森の中で懇願する私の声へ、それが彼らの反応だったのか。
不意に寒気を覚えた。
足のつま先から這い上がる、奇妙な感覚を…。
見えない誰かに抱擁され、私を作っていたものが別の何かに変わってゆく。
誰でもない誰かに…ここではないどこかに…。
それが精霊になるということだと、うっすら自覚した時…。
 
◆ルチア
ああ…マスターに、会いたいな…。
 
◆ルチア(独白)
どこか遠くで、自分の声が聞こえた気がした。
 
◆場面転換。
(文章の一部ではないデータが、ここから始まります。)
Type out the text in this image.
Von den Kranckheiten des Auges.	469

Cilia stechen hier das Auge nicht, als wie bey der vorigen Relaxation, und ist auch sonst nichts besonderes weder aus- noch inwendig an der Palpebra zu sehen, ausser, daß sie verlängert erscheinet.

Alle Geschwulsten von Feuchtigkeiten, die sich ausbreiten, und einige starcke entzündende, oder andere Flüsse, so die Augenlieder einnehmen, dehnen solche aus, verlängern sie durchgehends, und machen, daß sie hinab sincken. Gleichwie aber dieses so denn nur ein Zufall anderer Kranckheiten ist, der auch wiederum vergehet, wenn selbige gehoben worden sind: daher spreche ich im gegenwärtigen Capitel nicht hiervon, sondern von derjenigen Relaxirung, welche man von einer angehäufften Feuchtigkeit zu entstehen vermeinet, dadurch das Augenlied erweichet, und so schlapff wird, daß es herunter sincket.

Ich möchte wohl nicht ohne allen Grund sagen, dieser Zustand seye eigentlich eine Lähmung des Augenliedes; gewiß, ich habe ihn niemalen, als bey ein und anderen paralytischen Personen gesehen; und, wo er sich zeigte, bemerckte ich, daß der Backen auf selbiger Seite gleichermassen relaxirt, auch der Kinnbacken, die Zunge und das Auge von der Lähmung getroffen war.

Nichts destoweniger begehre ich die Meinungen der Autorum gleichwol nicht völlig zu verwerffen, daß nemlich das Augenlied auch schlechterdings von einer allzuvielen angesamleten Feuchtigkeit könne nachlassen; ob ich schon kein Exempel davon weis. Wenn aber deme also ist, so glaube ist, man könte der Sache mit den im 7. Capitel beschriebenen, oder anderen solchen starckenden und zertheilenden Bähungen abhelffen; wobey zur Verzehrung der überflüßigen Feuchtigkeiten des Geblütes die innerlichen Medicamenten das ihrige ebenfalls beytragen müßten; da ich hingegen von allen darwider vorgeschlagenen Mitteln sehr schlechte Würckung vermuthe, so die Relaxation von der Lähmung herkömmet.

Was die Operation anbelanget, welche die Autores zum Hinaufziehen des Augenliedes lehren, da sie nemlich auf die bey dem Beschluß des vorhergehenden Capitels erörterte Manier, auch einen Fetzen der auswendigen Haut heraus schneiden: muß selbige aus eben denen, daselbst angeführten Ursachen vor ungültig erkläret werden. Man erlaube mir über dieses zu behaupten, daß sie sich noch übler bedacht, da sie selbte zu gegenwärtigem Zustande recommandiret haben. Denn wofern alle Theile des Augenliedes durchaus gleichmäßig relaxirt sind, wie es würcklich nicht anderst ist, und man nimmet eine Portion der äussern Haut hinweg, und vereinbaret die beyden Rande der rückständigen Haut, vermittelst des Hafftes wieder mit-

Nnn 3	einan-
シルヴェストロの小屋。
◆シルヴェストロ
ルチア…? もう戻って…。
 
◆シルヴェストロ(独白)
戻って来たのか、と。
あの娘への呼びかけを、それ以上、紡ぐことなど出来なかった。
まぶたの下に、光を感じる。
いやそれどころか、手探りに触れてみると、とうに無くしたはずの眼球がそこにあった。
昼下がりの…住み慣れた小屋の、ありふれた光景。
なぜ私に視力が戻ったのか。
なぜ私の体には、また力を感じるのか。
それら一切合切に驚くでも、ましてや答えを探すわけでもなく…。
私は、ただ呆然と…ひとりの娘を目で探した。
 
◆シルヴェストロ
ルチア…どこだ…?
 
◆シルヴェストロ(独白)
この小屋は、果たしてこんなにも広かっただろうか。
視線を巡らせば、あの娘はそのうち姿を見せてくれるに違いない。
そんな期待とは裏腹に、守り手の小屋は虚しく西日を差し込むばかりで…。
ついぞ彼女を見つけられなかった私は、代わりに枕元へ置かれた護符に気付いた。
あの娘が置いて行った、あの娘の護符。
探したところで、見つかるはずがなかったのだ。
私は…あの娘の顔さえ、知らないままだったのだから。